Around 10 civilians were killed in the latest attacks blamed on ADF rebels affiliated with the Islamic State group in eastern DRC this weekend, prompting local authorities to launch an urgent appeal for help, sources told AFP Sunday.
The ADF, originally mainly Muslim Ugandan rebels, have established a presence over the past three decades in eastern DRC, killing thousands of civilians.
In recent weeks they have stepped up their attacks and looting of villages and health centers.
"Our people are fed up with burying civilians every day," Leon Kakule Siviwe, leader of the Beni-Mbau district in the north of North Kivu province, told AFP.

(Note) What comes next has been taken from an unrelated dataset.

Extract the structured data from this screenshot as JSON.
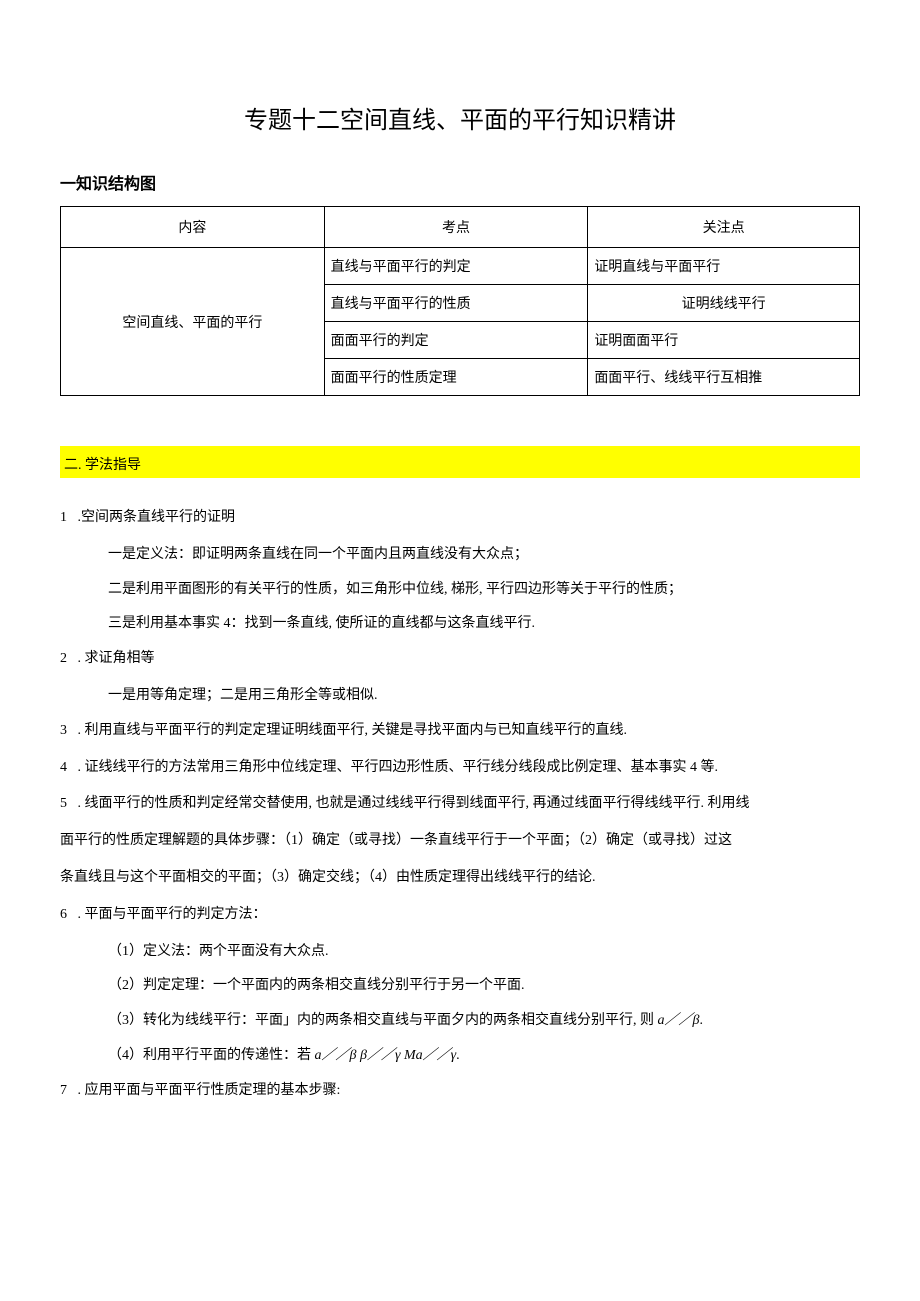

"We are making a heartfelt appeal to the country's authorities and asking them to help us restore peace to our region."
Siviwe put the death toll at three on Friday and four on Saturday, with around 10 people also missing.
Local civil society leader Georges Kivaya and youth leader Esdras Mathe meanwhile said that at least 10 people were killed in several attacks in the area on Saturday alone, adding that the "search continues" for victims.
Since the end of 2021, the Congolese and Ugandan armies have been conducting joint operations against the ADF in North Kivu and the neighboring province of Ituri, but have so far failed to stop the deadly attacks on civilians.
"Every town must have at least one military position to avoid delays in the intervention" of the security forces, Kivaya said.
Mathe called for "an intensification of operations" in the region by the two countries' armies.
The ADF pledged allegiance in 2019 to the Islamic State group, which portrays them as its central African branch.
The ADF has been accused of massacring Congolese civilians as well as staging attacks in neighboring Uganda.